How do I get abline to align with the barplot?

For the record, I'm interested in a base R approach with a line behaving like abline. It can be done in ggplot by:

coeff <- coefficients(lm(PWI~year, data = df))
ggplot(df,aes(year,PWI)) + 
  geom_bar(stat = "identity") + 
  geom_abline(intercept = coeff[1], slope = coeff[2])
2

2 Answers

2
votes

Save the output of barplot in a variable. It contains the center of every bar

out <- barplot(PWI~year, data = df, ylim = c(0,100))
abline(lm(PWI~I(out), data = df), lty = "dashed", col = "red")
1
votes

So what's happening here is that barplot is doing some magic for the x-coordinates that isn't the same for abline.

df <- data.frame(year = c(2018,2019,2020), PWI = c(64.7,71.3,75.2))
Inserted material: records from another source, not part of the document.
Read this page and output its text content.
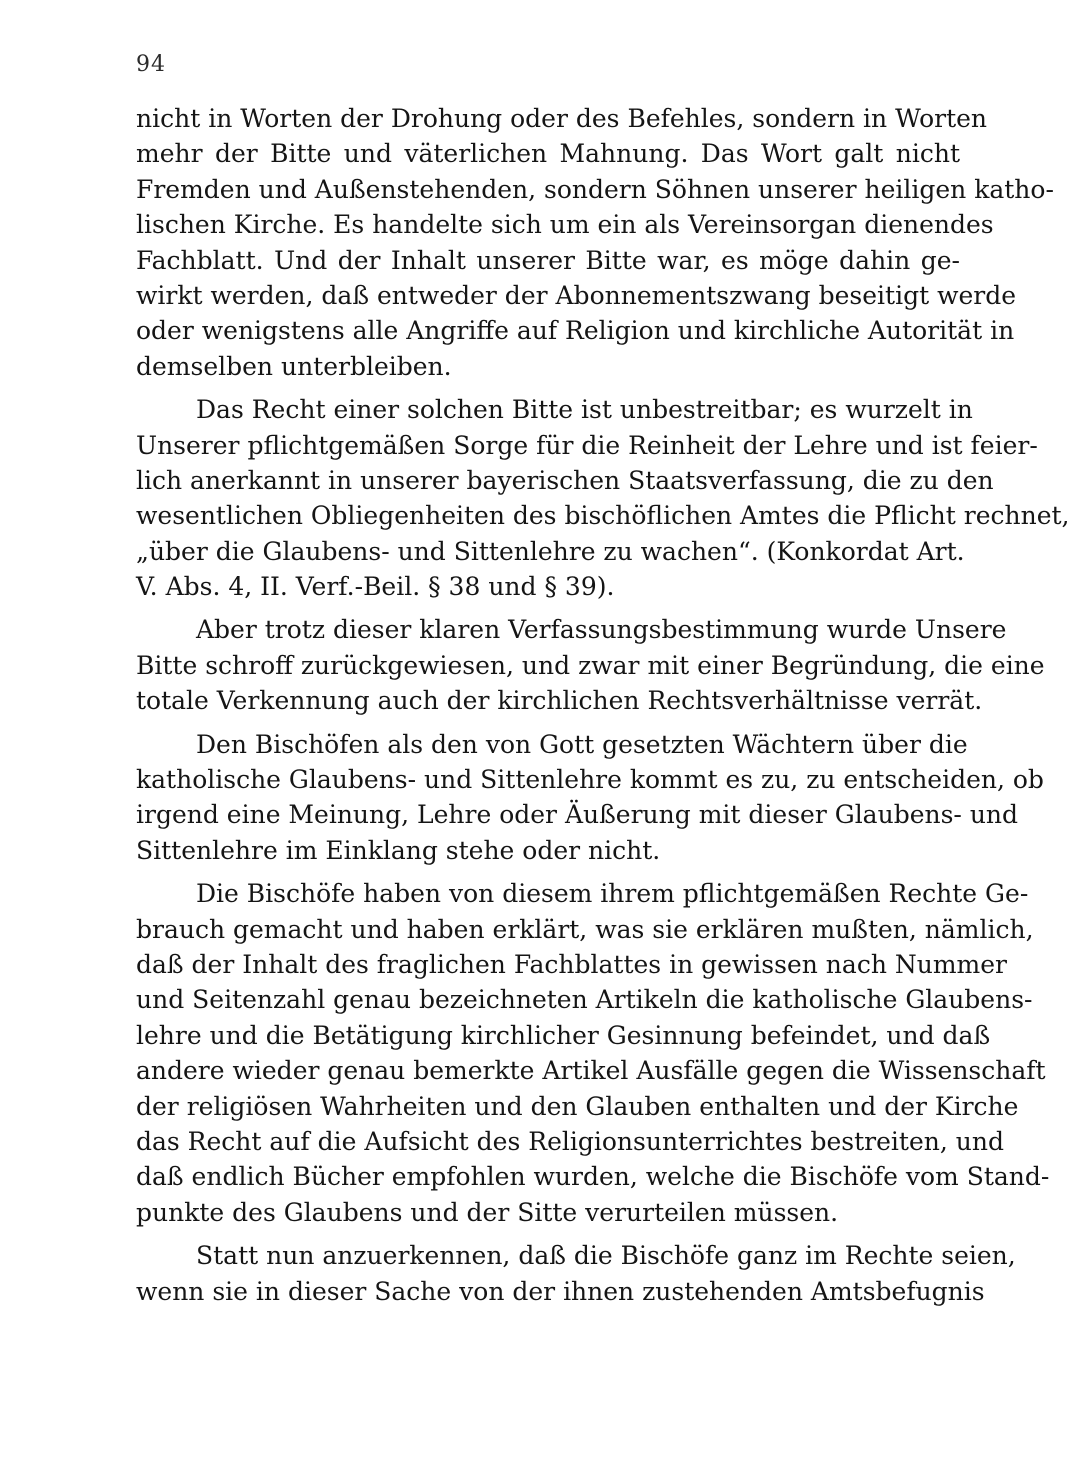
94
nicht in Worten der Drohung oder des Befehles, sondern in Worten
mehr der Bitte und väterlichen Mahnung. Das Wort galt nicht
Fremden und Außenstehenden, sondern Söhnen unserer heiligen katho-
lischen Kirche. Es handelte sich um ein als Vereinsorgan dienendes
Fachblatt. Und der Inhalt unserer Bitte war, es möge dahin ge-
wirkt werden, daß entweder der Abonnementszwang beseitigt werde
oder wenigstens alle Angriffe auf Religion und kirchliche Autorität in
demselben unterbleiben.
Das Recht einer solchen Bitte ist unbestreitbar; es wurzelt in
Unserer pflichtgemäßen Sorge für die Reinheit der Lehre und ist feier-
lich anerkannt in unserer bayerischen Staatsverfassung, die zu den
wesentlichen Obliegenheiten des bischöflichen Amtes die Pflicht rechnet,
„über die Glaubens- und Sittenlehre zu wachen“. (Konkordat Art.
V. Abs. 4, II. Verf.-Beil. § 38 und § 39).
Aber trotz dieser klaren Verfassungsbestimmung wurde Unsere
Bitte schroff zurückgewiesen, und zwar mit einer Begründung, die eine
totale Verkennung auch der kirchlichen Rechtsverhältnisse verrät.
Den Bischöfen als den von Gott gesetzten Wächtern über die
katholische Glaubens- und Sittenlehre kommt es zu, zu entscheiden, ob
irgend eine Meinung, Lehre oder Äußerung mit dieser Glaubens- und
Sittenlehre im Einklang stehe oder nicht.
Die Bischöfe haben von diesem ihrem pflichtgemäßen Rechte Ge-
brauch gemacht und haben erklärt, was sie erklären mußten, nämlich,
daß der Inhalt des fraglichen Fachblattes in gewissen nach Nummer
und Seitenzahl genau bezeichneten Artikeln die katholische Glaubens-
lehre und die Betätigung kirchlicher Gesinnung befeindet, und daß
andere wieder genau bemerkte Artikel Ausfälle gegen die Wissenschaft
der religiösen Wahrheiten und den Glauben enthalten und der Kirche
das Recht auf die Aufsicht des Religionsunterrichtes bestreiten, und
daß endlich Bücher empfohlen wurden, welche die Bischöfe vom Stand-
punkte des Glaubens und der Sitte verurteilen müssen.
Statt nun anzuerkennen, daß die Bischöfe ganz im Rechte seien,
wenn sie in dieser Sache von der ihnen zustehenden Amtsbefugnis
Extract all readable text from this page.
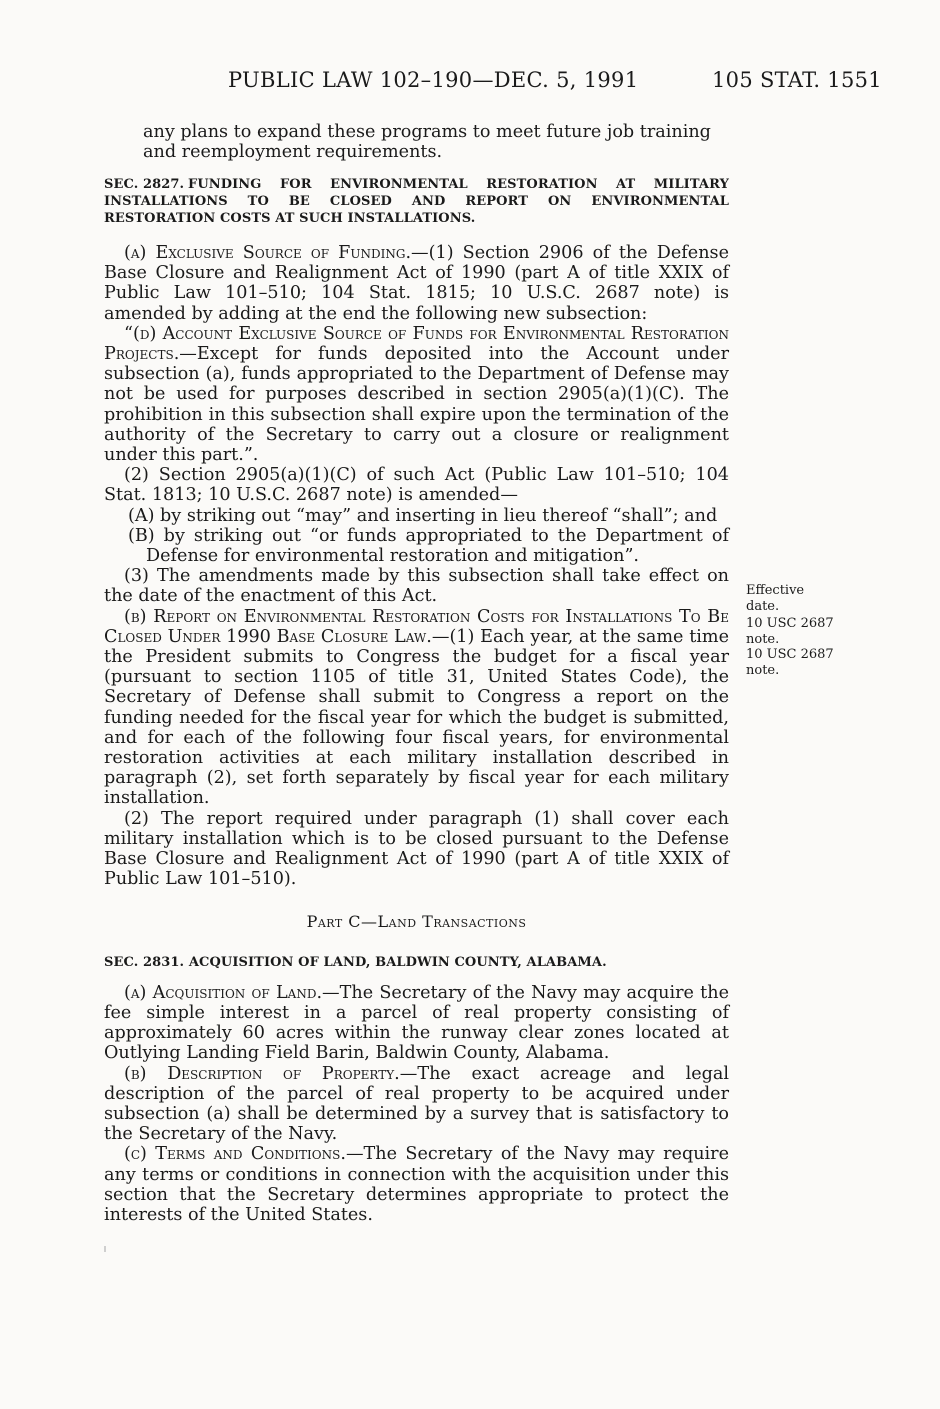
PUBLIC LAW 102–190—DEC. 5, 1991	105 STAT. 1551

any plans to expand these programs to meet future job training and reemployment requirements.

SEC. 2827. FUNDING FOR ENVIRONMENTAL RESTORATION AT MILITARY INSTALLATIONS TO BE CLOSED AND REPORT ON ENVIRONMENTAL RESTORATION COSTS AT SUCH INSTALLATIONS.

(a) Exclusive Source of Funding.—(1) Section 2906 of the Defense Base Closure and Realignment Act of 1990 (part A of title XXIX of Public Law 101–510; 104 Stat. 1815; 10 U.S.C. 2687 note) is amended by adding at the end the following new subsection:

“(d) Account Exclusive Source of Funds for Environmental Restoration Projects.—Except for funds deposited into the Account under subsection (a), funds appropriated to the Department of Defense may not be used for purposes described in section 2905(a)(1)(C). The prohibition in this subsection shall expire upon the termination of the authority of the Secretary to carry out a closure or realignment under this part.”.

(2) Section 2905(a)(1)(C) of such Act (Public Law 101–510; 104 Stat. 1813; 10 U.S.C. 2687 note) is amended—

(A) by striking out “may” and inserting in lieu thereof “shall”; and

(B) by striking out “or funds appropriated to the Department of Defense for environmental restoration and mitigation”.

(3) The amendments made by this subsection shall take effect on the date of the enactment of this Act.

(b) Report on Environmental Restoration Costs for Installations To Be Closed Under 1990 Base Closure Law.—(1) Each year, at the same time the President submits to Congress the budget for a fiscal year (pursuant to section 1105 of title 31, United States Code), the Secretary of Defense shall submit to Congress a report on the funding needed for the fiscal year for which the budget is submitted, and for each of the following four fiscal years, for environmental restoration activities at each military installation described in paragraph (2), set forth separately by fiscal year for each military installation.

(2) The report required under paragraph (1) shall cover each military installation which is to be closed pursuant to the Defense Base Closure and Realignment Act of 1990 (part A of title XXIX of Public Law 101–510).

Part C—Land Transactions

SEC. 2831. ACQUISITION OF LAND, BALDWIN COUNTY, ALABAMA.

(a) Acquisition of Land.—The Secretary of the Navy may acquire the fee simple interest in a parcel of real property consisting of approximately 60 acres within the runway clear zones located at Outlying Landing Field Barin, Baldwin County, Alabama.

(b) Description of Property.—The exact acreage and legal description of the parcel of real property to be acquired under subsection (a) shall be determined by a survey that is satisfactory to the Secretary of the Navy.

(c) Terms and Conditions.—The Secretary of the Navy may require any terms or conditions in connection with the acquisition under this section that the Secretary determines appropriate to protect the interests of the United States.

Effective

date.

10 USC 2687

note.

10 USC 2687

note.
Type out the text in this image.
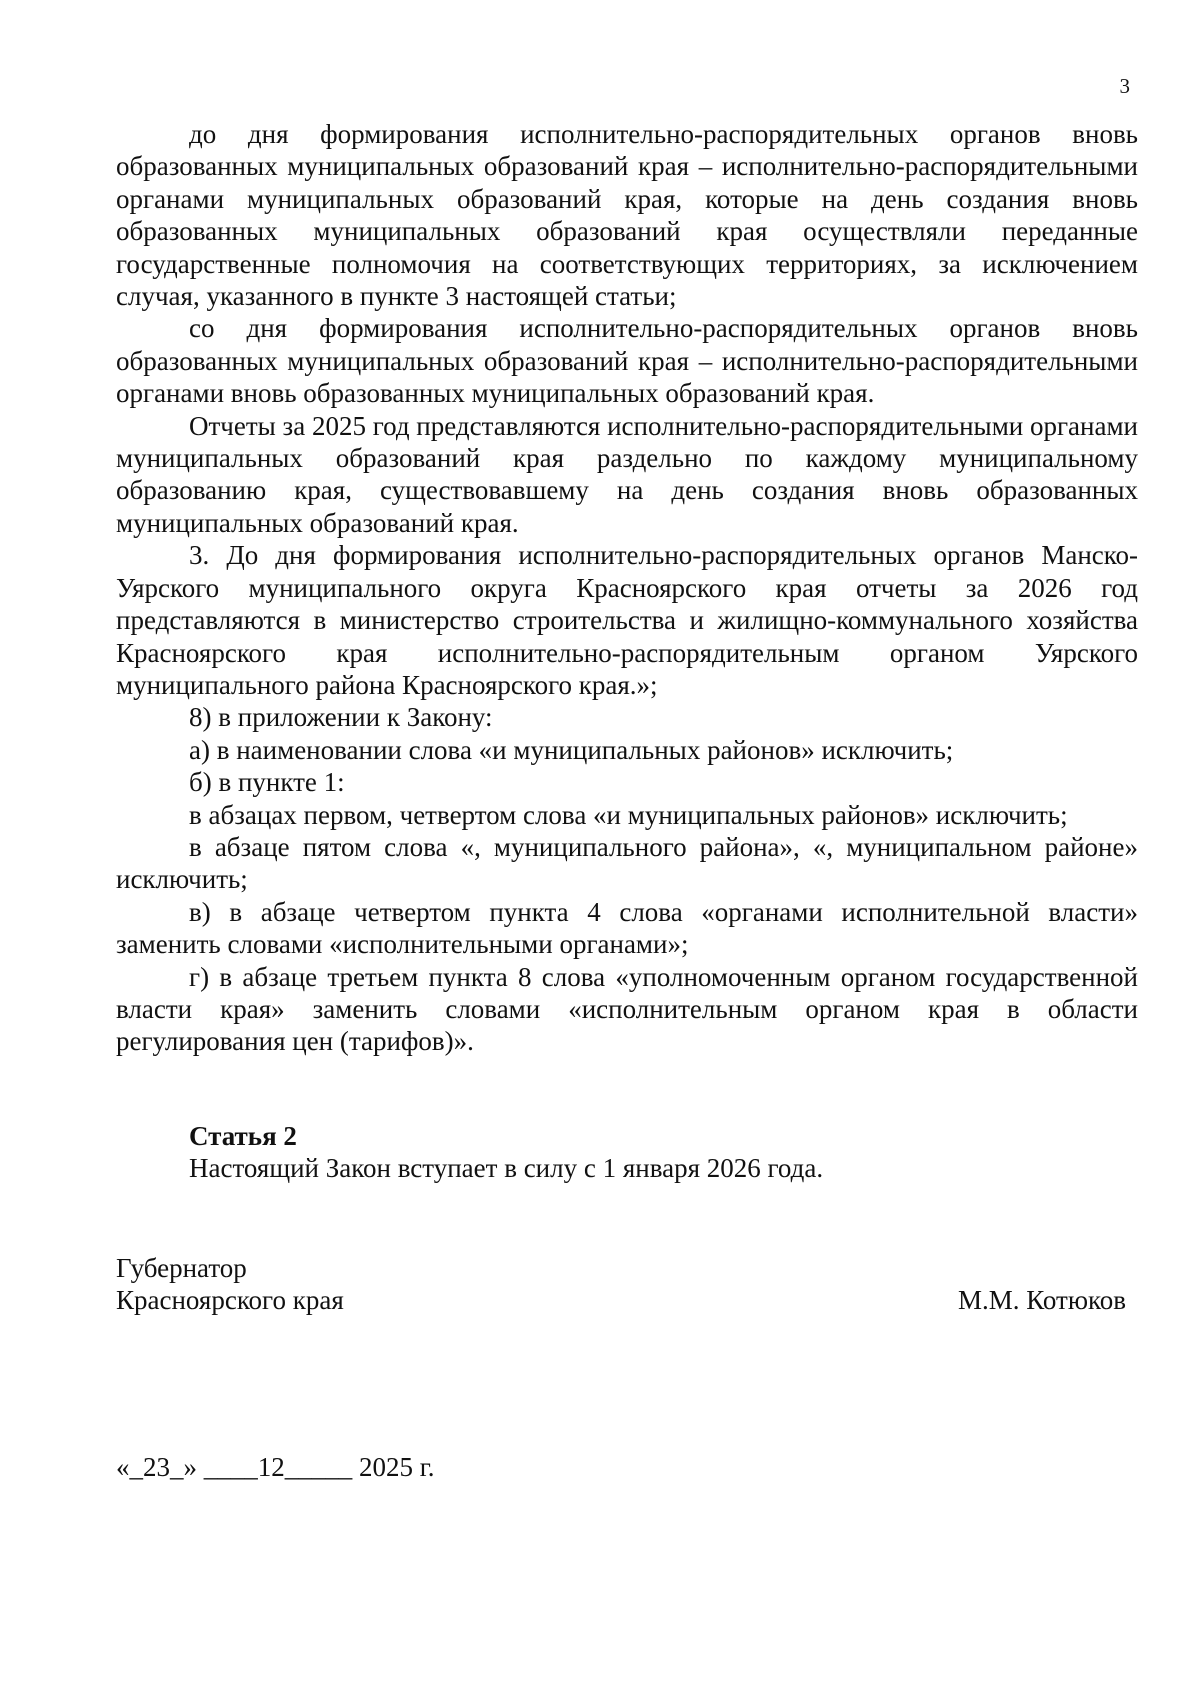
3

до дня формирования исполнительно-распорядительных органов вновь образованных муниципальных образований края – исполнительно-распорядительными органами муниципальных образований края, которые на день создания вновь образованных муниципальных образований края осуществляли переданные государственные полномочия на соответствующих территориях, за исключением случая, указанного в пункте 3 настоящей статьи;

со дня формирования исполнительно-распорядительных органов вновь образованных муниципальных образований края – исполнительно-распорядительными органами вновь образованных муниципальных образований края.

Отчеты за 2025 год представляются исполнительно-распорядительными органами муниципальных образований края раздельно по каждому муниципальному образованию края, существовавшему на день создания вновь образованных муниципальных образований края.

3. До дня формирования исполнительно-распорядительных органов Манско-Уярского муниципального округа Красноярского края отчеты за 2026 год представляются в министерство строительства и жилищно-коммунального хозяйства Красноярского края исполнительно-распорядительным органом Уярского муниципального района Красноярского края.»;

8) в приложении к Закону:

а) в наименовании слова «и муниципальных районов» исключить;

б) в пункте 1:

в абзацах первом, четвертом слова «и муниципальных районов» исключить;

в абзаце пятом слова «, муниципального района», «, муниципальном районе» исключить;

в) в абзаце четвертом пункта 4 слова «органами исполнительной власти» заменить словами «исполнительными органами»;

г) в абзаце третьем пункта 8 слова «уполномоченным органом государственной власти края» заменить словами «исполнительным органом края в области регулирования цен (тарифов)».

Статья 2
Настоящий Закон вступает в силу с 1 января 2026 года.
Губернатор
Красноярского края	М.М. Котюков
«_23_» ____12_____ 2025 г.
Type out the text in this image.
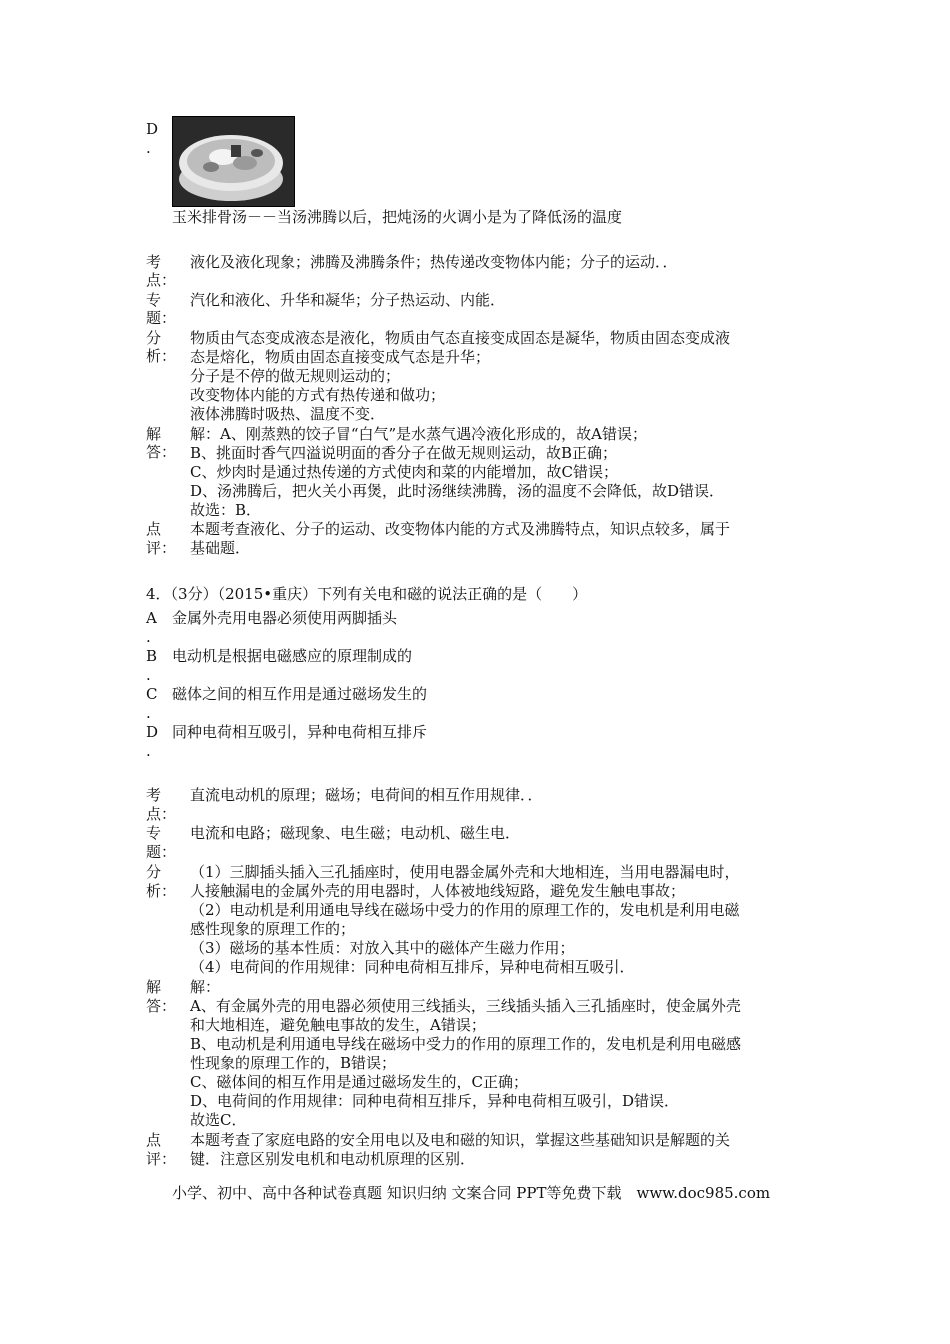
D
.
玉米排骨汤－－当汤沸腾以后，把炖汤的火调小是为了降低汤的温度
考
点：
液化及液化现象；沸腾及沸腾条件；热传递改变物体内能；分子的运动．．
专
题：
汽化和液化、升华和凝华；分子热运动、内能．
分
析：
物质由气态变成液态是液化，物质由气态直接变成固态是凝华，物质由固态变成液
态是熔化，物质由固态直接变成气态是升华；
分子是不停的做无规则运动的；
改变物体内能的方式有热传递和做功；
液体沸腾时吸热、温度不变．
解
答：
解：A、刚蒸熟的饺子冒“白气”是水蒸气遇冷液化形成的，故A错误；
B、挑面时香气四溢说明面的香分子在做无规则运动，故B正确；
C、炒肉时是通过热传递的方式使肉和菜的内能增加，故C错误；
D、汤沸腾后，把火关小再煲，此时汤继续沸腾，汤的温度不会降低，故D错误．
故选：B．
点
评：
本题考查液化、分子的运动、改变物体内能的方式及沸腾特点，知识点较多，属于
基础题．
4．（3分）（2015•重庆）下列有关电和磁的说法正确的是（　　）
A
.
金属外壳用电器必须使用两脚插头
B
.
电动机是根据电磁感应的原理制成的
C
.
磁体之间的相互作用是通过磁场发生的
D
.
同种电荷相互吸引，异种电荷相互排斥
考
点：
直流电动机的原理；磁场；电荷间的相互作用规律．．
专
题：
电流和电路；磁现象、电生磁；电动机、磁生电．
分
析：
（1）三脚插头插入三孔插座时，使用电器金属外壳和大地相连，当用电器漏电时，
人接触漏电的金属外壳的用电器时，人体被地线短路，避免发生触电事故；
（2）电动机是利用通电导线在磁场中受力的作用的原理工作的，发电机是利用电磁
感性现象的原理工作的；
（3）磁场的基本性质：对放入其中的磁体产生磁力作用；
（4）电荷间的作用规律：同种电荷相互排斥，异种电荷相互吸引．
解
答：
解：
A、有金属外壳的用电器必须使用三线插头，三线插头插入三孔插座时，使金属外壳
和大地相连，避免触电事故的发生，A错误；
B、电动机是利用通电导线在磁场中受力的作用的原理工作的，发电机是利用电磁感
性现象的原理工作的，B错误；
C、磁体间的相互作用是通过磁场发生的，C正确；
D、电荷间的作用规律：同种电荷相互排斥，异种电荷相互吸引，D错误．
故选C．
点
评：
本题考查了家庭电路的安全用电以及电和磁的知识，掌握这些基础知识是解题的关
键．注意区别发电机和电动机原理的区别．
小学、初中、高中各种试卷真题 知识归纳 文案合同 PPT等免费下载　www.doc985.com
bp <- barplot(PWI~year, data = df, ylim = c(0,100))
print(bp)
     [,1]
[1,]  0.7
[2,]  1.9
[3,]  3.1

the values here are the actual x-coordinates used by barplot. We can draw the correct abline like so:

df <- data.frame(year = c(2018,2019,2020), PWI = c(64.7,71.3,75.2))
bp <- barplot(PWI~year, data = df, ylim = c(0,100))
text(x,y+2,labels=as.character(as.matrix(round(df,1))))

fit <- lm(PWI~I(year-2018), data = df)

# manually compute the predictions 
ycoords <- predict(fit)

lines(bp, ycoords, col = 3, lty = 3)
points(bp, ycoords, col = 3, lty = 3)

which gives me:

enter image description here

the green line is now where it should be.

edit: Note that barplot is probably turning year into a factor (just change 2020 to 3000 in your example). So the figure might skew the relation in the data if you're plotting something at varying intervals.